I’m off to a schmooze luncheon in 15 minutes, so this is a 15-minute speed blog.
Yesterday or the day before, so I heard, the anti-psychiatry crowd had their usual demonstration outside the APA annual meeting. Any time I’ve seen their demos, they are always carrying placards that say, “Psychiatry Kills” and other nonsense. Significantly, they never come inside, where they actually might learn something.
Here’s what they could have learned:
Believe it or not, the anti-psychiatry people could have picked up a lot of evidence in support of many of their positions. One look inside the exhibit hall at all the pharm company exhibits provides more than ample evidence of moneychangers in the
Buried away in the nooks and crannies between the massive pharm displays was a man handing out “No Free Lunch” brochures. “Just say No to Drug Reps” ran the heading. Ten doctors had signed his petition taking the “Just Say No” pledge.
“There’s more docs lining up at one of the booths to collect personally-engraved memory sticks,” I sympathetically said to the guy. But he gamely replied that he has ten more people than yesterday.
Gotta admire someone like that.
This morning, at a breakfast symposium, Holly Swartz MD of the University of Pittsburgh, in a talk on psychotherapy for bipolar, presented a case study of a patient not responding too well to meds, with clear worries regarding family and ability to continue with her graduate studies.
She presented four options. Three involved adding or increasing meds doses. One involved initiating psychotherapy with the meds. The audience responded via portable electronic keypads. “This is a slam dunk,” the psychiatrist next to me commented.
Fifty-two percent of the psychiatrists chose the meds options. Only 48 percent chose the psychotherapy option.
Knock me over with a feather. Are psychiatrists really that dense? The psychiatrist next to me informed me that five years ago, probably only five to ten percent would have responded with the psychotherapy option. We have a long way to go.
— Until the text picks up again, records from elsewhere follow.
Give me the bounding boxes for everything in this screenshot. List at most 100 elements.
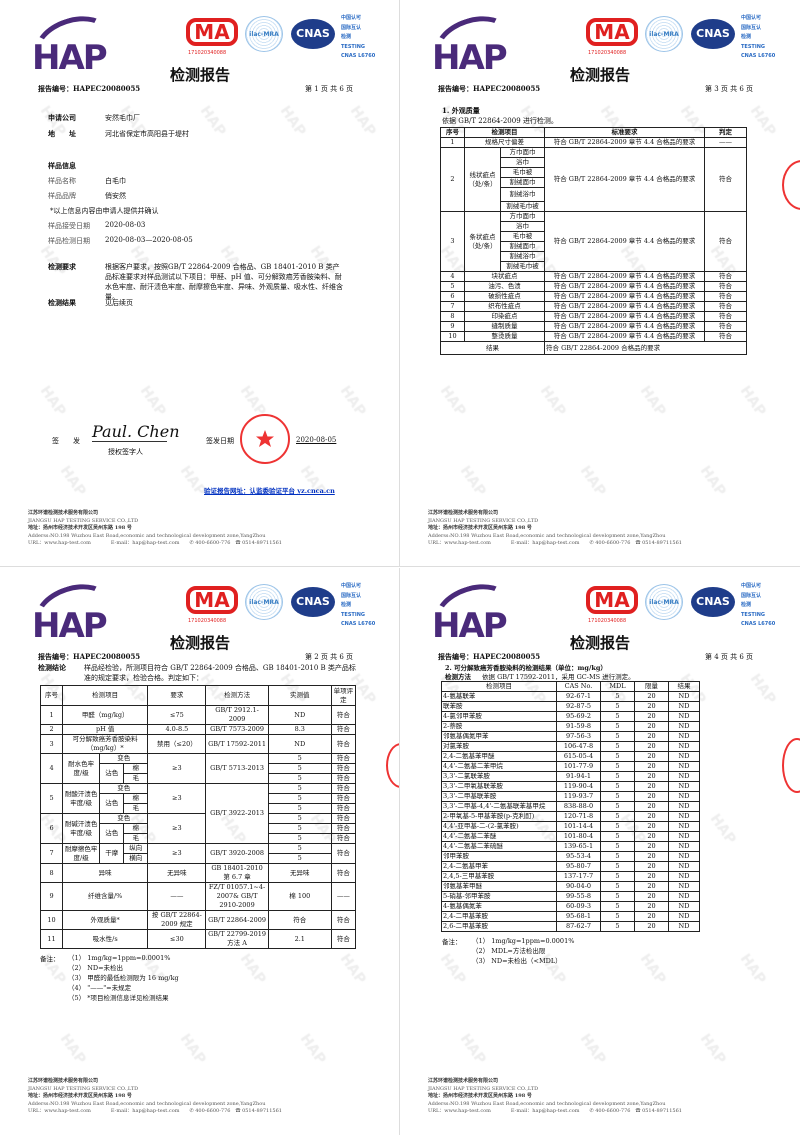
table-cell: 耐摩擦色牢度/级 <box>62 843 101 864</box>
table-row: 1 甲醛（mg/kg） ≤75 GB/T 2912.1-2009 ND 符合 <box>39 705 357 725</box>
cas-number: 137-17-7 <box>556 871 601 882</box>
applicant-value: 安然毛巾厂 <box>105 114 140 122</box>
amine-name: 对氯苯胺 <box>441 741 557 752</box>
cnas-accreditation-text: 中国认可 国际互认 检测 TESTING CNAS L6760 <box>341 583 376 627</box>
table-cell: 符合 <box>330 753 357 764</box>
table-cell: 耐酸汗渍色牢度/级 <box>62 783 101 814</box>
mdl: 5 <box>600 901 635 912</box>
table-cell: 浴巾 <box>500 157 545 168</box>
limit: 20 <box>634 801 669 812</box>
report-page-4: 第 4 页 共 6 页 2. 可分解致癌芳香胺染料的检测结果（单位：mg/kg）… <box>400 568 800 1135</box>
cnas-logo: CNAS <box>291 587 335 617</box>
phone-icon: ✆ <box>189 1108 194 1114</box>
notes-label: 备注： <box>40 955 60 963</box>
test-date-label: 样品检测日期 <box>48 237 90 245</box>
mdl: 5 <box>600 761 635 772</box>
table-cell: —— <box>704 137 747 148</box>
signature: Paul. Chen <box>92 422 180 442</box>
table-row: 8 异味 无异味 GB 18401-2010 第 6.7 章无异味 符合 <box>39 863 357 883</box>
table-cell: 符合 <box>704 281 747 292</box>
table-cell: 结果 <box>440 341 545 355</box>
table-cell: 符合 <box>330 929 357 949</box>
table-cell: 符合 <box>330 773 357 784</box>
result: ND <box>668 921 700 932</box>
table-cell: 符合 GB/T 22864-2009 章节 4.4 合格品的要求 <box>544 321 705 332</box>
sign-date-label: 签发日期 <box>206 437 234 445</box>
table-cell: 线状疵点（处/条） <box>464 147 501 212</box>
table-cell: 9 <box>39 882 64 911</box>
hap-logo: HAP <box>28 575 118 647</box>
table-cell: 织布性疵点 <box>464 301 545 312</box>
notes-label: 备注： <box>442 938 462 946</box>
page-footer: 江苏环谱检测技术服务有限公司 JIANGSU HAP TESTING SERVI… <box>28 510 282 546</box>
test-results-table: 序号 检测项目 要求 检测方法 实测值 单项评定 1 甲醛（mg/kg） ≤75 GB/T 29… <box>39 685 357 949</box>
table-cell: 符合 <box>330 793 357 804</box>
amine-name: 4,4'-亚甲基-二-(2-氯苯胺) <box>441 821 557 832</box>
result: ND <box>668 911 700 922</box>
table-cell: 沾色 <box>99 763 125 784</box>
table-cell: 5 <box>267 823 332 834</box>
table-cell: 检测项目 <box>62 685 149 706</box>
table-cell: 棉 100 <box>267 882 332 911</box>
table-cell: ≥3 <box>147 843 207 864</box>
table-row: 6 破损性疵点 符合 GB/T 22864-2009 章节 4.4 合格品的要求 符合 <box>440 291 747 302</box>
table-row: 4,4'-二氨基二苯硫醚 139-65-1 5 20 ND <box>441 841 700 852</box>
cma-logo: MA <box>586 586 638 614</box>
table-cell: 符合 GB/T 22864-2009 合格品的要求 <box>544 341 747 355</box>
amine-name: 邻甲苯胺 <box>441 851 557 862</box>
verify-link[interactable]: 验证报告网址：认监委验证平台 yz.cnca.cn <box>204 487 335 495</box>
mdl: 5 <box>600 751 635 762</box>
table-row: 7 耐摩擦色牢度/级 干摩 纵向 ≥3 GB/T 3920-2008 5 符合 <box>39 843 357 864</box>
cas-number: 91-59-8 <box>556 721 601 732</box>
limit: 20 <box>634 811 669 822</box>
page-number: 第 3 页 共 6 页 <box>705 85 754 93</box>
limit: 20 <box>634 841 669 852</box>
limit: 20 <box>634 871 669 882</box>
method-text: 依据 GB/T 17592-2011，采用 GC-MS 进行测定。 <box>482 673 635 681</box>
section-heading: 2. 可分解致癌芳香胺染料的检测结果（单位：mg/kg） <box>445 664 607 672</box>
result: ND <box>668 801 700 812</box>
report-title: 检测报告 <box>569 634 630 652</box>
mdl: 5 <box>600 831 635 842</box>
mdl: 5 <box>600 731 635 742</box>
amine-name: 2,6-二甲基苯胺 <box>441 921 557 932</box>
received-date-value: 2020-08-03 <box>105 221 146 229</box>
method-label: 检测方法 <box>445 673 471 681</box>
cas-number: 87-62-7 <box>556 921 601 932</box>
table-cell: 4.0-8.5 <box>147 724 207 735</box>
cnas-logo: CNAS <box>691 19 735 49</box>
table-cell: 符合 <box>330 843 357 864</box>
page-number: 第 2 页 共 6 页 <box>305 653 354 661</box>
table-cell: 5 <box>267 773 332 784</box>
address-label: 地 址 <box>48 129 76 138</box>
table-cell: 9 <box>440 321 465 332</box>
report-page-1: 第 1 页 共 6 页 申请公司 安然毛巾厂 地 址 河北省保定市高阳县于堤村 … <box>0 0 400 567</box>
report-number: 报告编号：HAPEC20080055 <box>38 84 141 93</box>
brand-value: 俏安然 <box>105 192 126 200</box>
mdl: 5 <box>600 861 635 872</box>
cas-number: 120-71-8 <box>556 811 601 822</box>
table-cell: 2 <box>39 724 64 735</box>
hap-logo: HAP <box>28 7 118 79</box>
table-cell: 按 GB/T 22864-2009 规定 <box>147 910 207 930</box>
table-cell: 规格尺寸偏差 <box>464 137 545 148</box>
table-row: 2,6-二甲基苯胺 87-62-7 5 20 ND <box>441 921 700 932</box>
table-cell: 实测值 <box>267 685 332 706</box>
result: ND <box>668 871 700 882</box>
table-cell: 棉 <box>123 793 149 804</box>
amine-name: 3,3'-二氯联苯胺 <box>441 771 557 782</box>
table-cell: 7 <box>39 843 64 864</box>
report-page-3: 第 3 页 共 6 页 1. 外观质量 依据 GB/T 22864-2009 进… <box>400 0 800 567</box>
table-row: 4-氨基联苯 92-67-1 5 20 ND <box>441 691 700 702</box>
cas-number: 101-77-9 <box>556 761 601 772</box>
table-cell: 毛巾被 <box>500 231 545 242</box>
cas-number: 90-04-0 <box>556 881 601 892</box>
mdl: 5 <box>600 791 635 802</box>
amine-name: 4-氯邻甲苯胺 <box>441 711 557 722</box>
sample-info-heading: 样品信息 <box>48 161 76 170</box>
table-cell: CAS No. <box>556 681 601 692</box>
appearance-quality-table: 序号 检测项目 标准要求 判定 1 规格尺寸偏差 符合 GB/T 22864-2009 章… <box>440 127 747 355</box>
table-cell: GB/T 7573-2009 <box>205 724 269 735</box>
table-cell: GB/T 5713-2013 <box>205 753 269 784</box>
table-row: 9 纤维含量/% —— FZ/T 01057.1~4-2007& GB/T 2910-… <box>39 882 357 911</box>
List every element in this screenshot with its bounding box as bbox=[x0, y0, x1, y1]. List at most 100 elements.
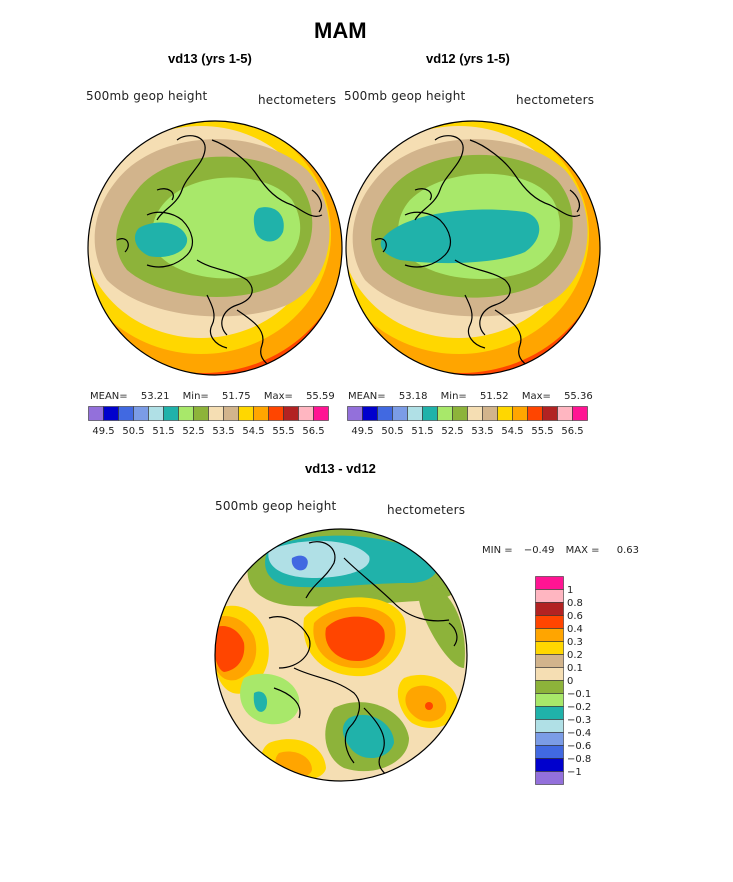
map-border bbox=[87, 120, 343, 376]
colorbar-tick-label: 50.5 bbox=[381, 426, 403, 437]
colorbar-tick-label: −0.4 bbox=[567, 728, 591, 739]
colorbar-swatch bbox=[422, 406, 438, 421]
colorbar-swatch bbox=[535, 680, 564, 694]
colorbar-swatch bbox=[535, 758, 564, 772]
colorbar-tick-label: 0.6 bbox=[567, 611, 583, 622]
region-pos04-center bbox=[325, 616, 385, 662]
colorbar-swatch bbox=[535, 602, 564, 616]
right-min-label: Min= bbox=[440, 391, 467, 402]
colorbar-tick-label: 50.5 bbox=[122, 426, 144, 437]
colorbar-swatch bbox=[535, 589, 564, 603]
colorbar-swatch bbox=[148, 406, 164, 421]
colorbar-swatch bbox=[88, 406, 104, 421]
right-stats: MEAN= 53.18 Min= 51.52 Max= 55.36 bbox=[348, 391, 593, 402]
colorbar-swatch bbox=[452, 406, 468, 421]
colorbar-swatch bbox=[557, 406, 573, 421]
colorbar-swatch bbox=[377, 406, 393, 421]
colorbar-swatch bbox=[163, 406, 179, 421]
map-border bbox=[345, 120, 601, 376]
coastlines bbox=[268, 541, 458, 781]
region-zero-east bbox=[418, 583, 465, 668]
colorbar-tick-label: 51.5 bbox=[411, 426, 433, 437]
colorbar-swatch bbox=[347, 406, 363, 421]
colorbar-tick-label: −1 bbox=[567, 767, 582, 778]
left-panel-title: vd13 (yrs 1-5) bbox=[168, 51, 252, 66]
low-center-west bbox=[134, 222, 188, 258]
colorbar-swatch bbox=[238, 406, 254, 421]
left-min-label: Min= bbox=[182, 391, 209, 402]
left-min-value: 51.75 bbox=[221, 391, 251, 402]
low-center-east bbox=[253, 207, 284, 242]
colorbar-tick-label: 0.4 bbox=[567, 624, 583, 635]
colorbar-swatch bbox=[535, 719, 564, 733]
colorbar-tick-label: 0 bbox=[567, 676, 573, 687]
colorbar-tick-label: 51.5 bbox=[152, 426, 174, 437]
right-max-label: Max= bbox=[521, 391, 551, 402]
colorbar-swatch bbox=[497, 406, 513, 421]
colorbar-tick-label: 55.5 bbox=[531, 426, 553, 437]
colorbar-swatch bbox=[283, 406, 299, 421]
map-border bbox=[214, 528, 468, 782]
left-max-label: Max= bbox=[263, 391, 293, 402]
right-colorbar: 49.5 50.5 51.5 52.5 53.5 54.5 55.5 56.5 bbox=[347, 406, 588, 437]
region-neg02-south bbox=[342, 714, 394, 759]
region-neg06 bbox=[291, 555, 308, 571]
colorbar-tick-label: −0.6 bbox=[567, 741, 591, 752]
left-field-label: 500mb geop height bbox=[86, 89, 208, 103]
colorbar-swatch bbox=[223, 406, 239, 421]
colorbar-swatch bbox=[535, 706, 564, 720]
right-panel-title: vd12 (yrs 1-5) bbox=[426, 51, 510, 66]
left-mean-label: MEAN= bbox=[90, 391, 128, 402]
diff-panel-title: vd13 - vd12 bbox=[305, 461, 376, 476]
colorbar-tick-label: 0.2 bbox=[567, 650, 583, 661]
colorbar-tick-label: 52.5 bbox=[182, 426, 204, 437]
colorbar-swatch bbox=[178, 406, 194, 421]
diff-min-value: −0.49 bbox=[523, 545, 555, 556]
colorbar-tick-label: −0.3 bbox=[567, 715, 591, 726]
colorbar-tick-label: 54.5 bbox=[501, 426, 523, 437]
colorbar-swatch bbox=[535, 576, 564, 590]
diff-max-label: MAX = bbox=[565, 545, 600, 556]
colorbar-swatch bbox=[535, 732, 564, 746]
colorbar-swatch bbox=[572, 406, 588, 421]
colorbar-tick-label: 0.3 bbox=[567, 637, 583, 648]
colorbar-swatch bbox=[467, 406, 483, 421]
colorbar-swatch bbox=[512, 406, 528, 421]
left-polar-map bbox=[87, 120, 343, 376]
colorbar-tick-label: 1 bbox=[567, 585, 573, 596]
right-field-label: 500mb geop height bbox=[344, 89, 466, 103]
colorbar-swatch bbox=[535, 654, 564, 668]
diff-max-value: 0.63 bbox=[616, 545, 639, 556]
colorbar-tick-label: −0.2 bbox=[567, 702, 591, 713]
diff-min-label: MIN = bbox=[482, 545, 513, 556]
colorbar-tick-label: 53.5 bbox=[212, 426, 234, 437]
colorbar-swatch bbox=[193, 406, 209, 421]
colorbar-swatch bbox=[298, 406, 314, 421]
left-units-label: hectometers bbox=[258, 93, 337, 107]
colorbar-swatch bbox=[133, 406, 149, 421]
left-stats: MEAN= 53.21 Min= 51.75 Max= 55.59 bbox=[90, 391, 335, 402]
colorbar-swatch bbox=[482, 406, 498, 421]
colorbar-tick-label: 54.5 bbox=[242, 426, 264, 437]
colorbar-swatch bbox=[535, 745, 564, 759]
right-polar-map bbox=[345, 120, 601, 376]
colorbar-swatch bbox=[208, 406, 224, 421]
colorbar-swatch bbox=[268, 406, 284, 421]
right-max-value: 55.36 bbox=[564, 391, 593, 402]
colorbar-tick-label: −0.8 bbox=[567, 754, 591, 765]
left-mean-value: 53.21 bbox=[140, 391, 170, 402]
colorbar-swatch bbox=[535, 641, 564, 655]
colorbar-swatch bbox=[313, 406, 329, 421]
right-mean-value: 53.18 bbox=[398, 391, 428, 402]
colorbar-tick-label: 56.5 bbox=[302, 426, 324, 437]
colorbar-swatch bbox=[535, 667, 564, 681]
colorbar-swatch bbox=[437, 406, 453, 421]
low-center bbox=[380, 209, 540, 264]
figure-title: MAM bbox=[314, 18, 367, 43]
colorbar-swatch bbox=[542, 406, 558, 421]
region-neg01-sw bbox=[240, 673, 300, 725]
colorbar-swatch bbox=[535, 615, 564, 629]
diff-colorbar: 1 0.8 0.6 0.4 0.3 0.2 0.1 0 −0.1 −0.2 −0.3 −0.4 −0.6… bbox=[535, 576, 591, 785]
colorbar-swatch bbox=[535, 693, 564, 707]
left-colorbar: 49.5 50.5 51.5 52.5 53.5 54.5 55.5 56.5 bbox=[88, 406, 329, 437]
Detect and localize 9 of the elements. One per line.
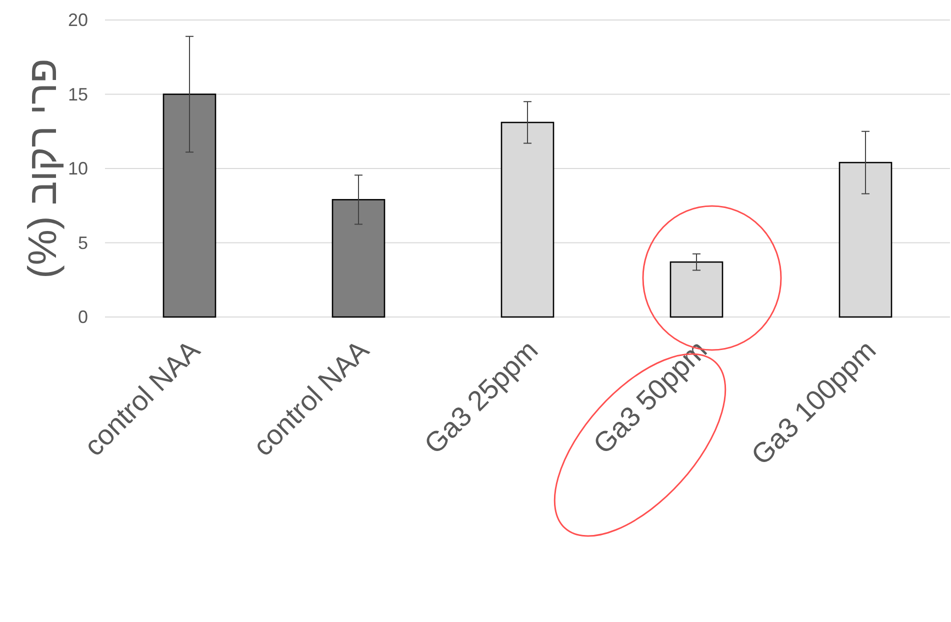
bar (332, 199, 386, 318)
y-axis-title: פרי רקוב (%) (21, 58, 65, 278)
bar (162, 94, 216, 318)
y-tick-label: 20 (68, 10, 88, 30)
bar (670, 261, 724, 318)
y-tick-label: 5 (78, 232, 88, 253)
y-tick-label: 0 (78, 307, 88, 327)
y-tick-label: 15 (68, 84, 88, 104)
y-tick-label: 10 (68, 158, 88, 178)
I just came back from a brain science lecture by Ronald Duman PhD of Yale. Dr Duman has been at the forefront of studies involving cell growth in various areas of the brain. Stress can kill neurons or cause them to atrophy. Antidepressants and exercise can reverse this process. Dr Duman and his colleagues have mapped out some of the biochemical processes.
This is exciting stuff, and is changing the way we think regarding mental illness.
On the way back to the press room, I popped into a poster session, and got to talk to a brain scientist on the fine points of the mitochondria. Apparently, there could be a link between how the mitochondria generates cellular energy and how this may impact on a range of mental illnesses.